One of Jacob’s favorite things is a trail-mix that we make him. The trail-mix includes cheerios, almonds, pretzels, raisins and peanuts. So every year, that is what we put in his Easter eggs. I have posted pictures of Jacob eating his peanuts from Easter eggs before and many people scowl at that; however, he absolutely loves it and gets so excited every time he opens an egg. Obviously, Easter is about much more than candy anyways, so we like to focus on the entire holiday.

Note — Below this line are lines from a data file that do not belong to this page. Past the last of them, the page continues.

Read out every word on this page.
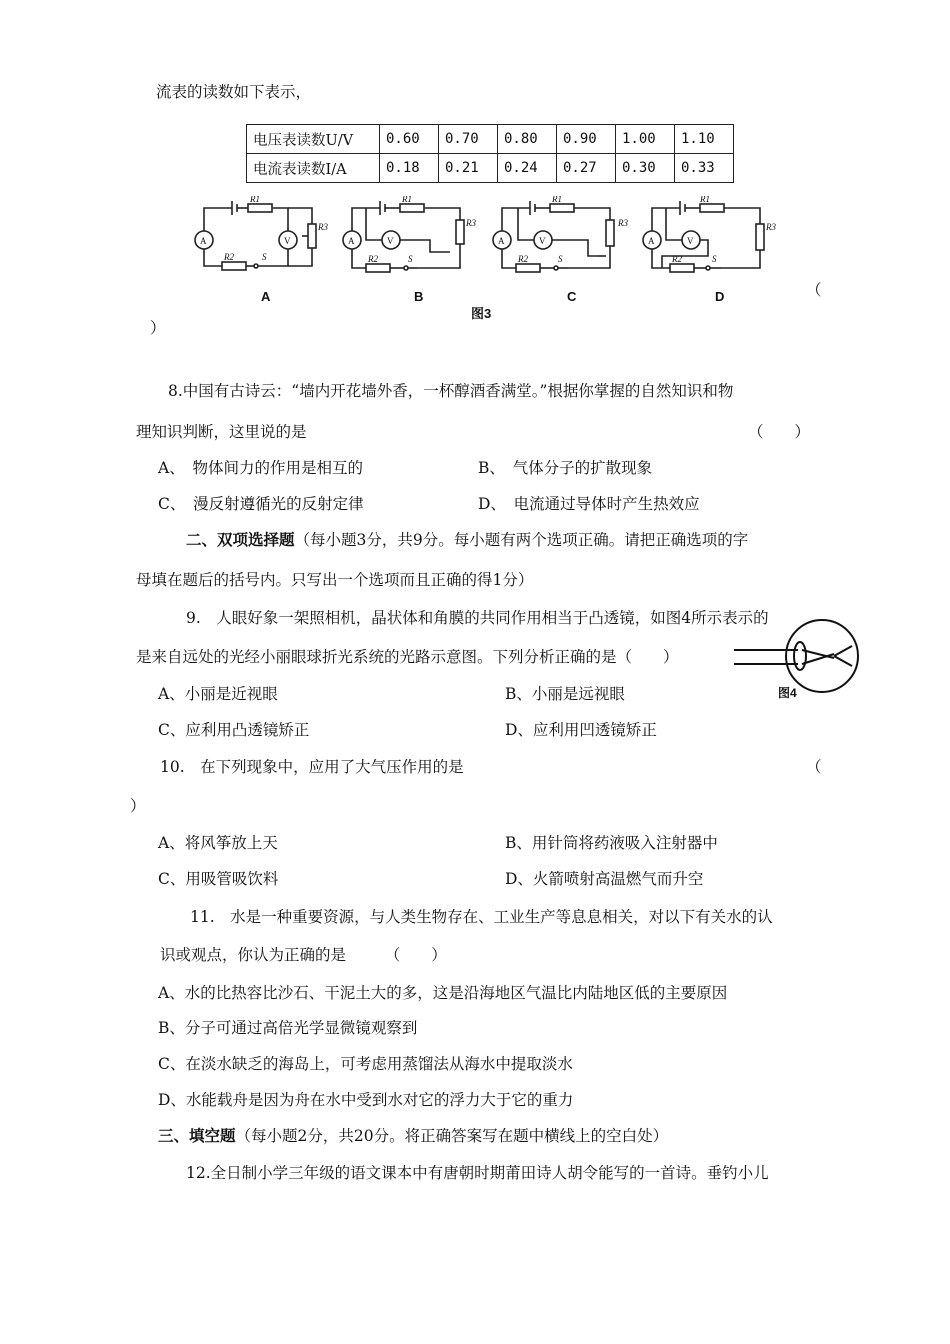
流表的读数如下表示，
电压表读数U/V	0.60	0.70	0.80	0.90	1.00	1.10
电流表读数I/A	0.18	0.21	0.24	0.27	0.30	0.33
A	V
R1
R3
R2	S
A	V
R1
R3
R2	S
A	V
R1
R3
R2	S
A	V
R1
R3
R2	S
A	B	C	D
图3
（
）
8.中国有古诗云：“墙内开花墙外香，一杯醇酒香满堂。”根据你掌握的自然知识和物
理知识判断，这里说的是	（　　）
A、　物体间力的作用是相互的	B、　气体分子的扩散现象
C、　漫反射遵循光的反射定律	D、　电流通过导体时产生热效应
二、双项选择题（每小题3分，共9分。每小题有两个选项正确。请把正确选项的字
母填在题后的括号内。只写出一个选项而且正确的得1分）
9.　人眼好象一架照相机，晶状体和角膜的共同作用相当于凸透镜，如图4所示表示的
是来自远处的光经小丽眼球折光系统的光路示意图。下列分析正确的是（　　）
A、小丽是近视眼	B、小丽是远视眼
C、应利用凸透镜矫正	D、应利用凹透镜矫正
图4
10.　在下列现象中，应用了大气压作用的是	（
）
A、将风筝放上天	B、用针筒将药液吸入注射器中
C、用吸管吸饮料	D、火箭喷射高温燃气而升空
11.　水是一种重要资源，与人类生物存在、工业生产等息息相关，对以下有关水的认
识或观点，你认为正确的是　　　（　　）
A、水的比热容比沙石、干泥土大的多，这是沿海地区气温比内陆地区低的主要原因
B、分子可通过高倍光学显微镜观察到
C、在淡水缺乏的海岛上，可考虑用蒸馏法从海水中提取淡水
D、水能载舟是因为舟在水中受到水对它的浮力大于它的重力
三、填空题（每小题2分，共20分。将正确答案写在题中横线上的空白处）
12.全日制小学三年级的语文课本中有唐朝时期莆田诗人胡令能写的一首诗。垂钓小儿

As for the candy he gets from other Easter egg hunts, Halloween and school, we have a trade-in program. Jacob helps us count the number (math skills) of pieces of candy he received and he then “trades” his candy for Legos, which he loves more than any food! It is just a matter of teaching kids when they are young the reason why “excessive” candy is bad, and then provide them with better, healthier, options. Also, make sure you balance these healthy options, we have plenty of special events for cupcakes and ice cream. We try to make a fun event that includes getting a special treat from a place that uses real ingredients. Also, making desserts as a family is a fun way to use natural ingredients to have a special treat and they can learn something from it.

I hope that by us teaching Jacob the different types of food and what the purposes of them, he will make good dietary decisions as he gets older. It does concern me how much candy and junk food our children receive in school. I believe there should be other alternatives than candy or cake when celebrating or rewarding kids in school. I, for one, am looking forward to less “sugar crashes” after school; however, parents must agree and come together on this issue, before the schools’ will.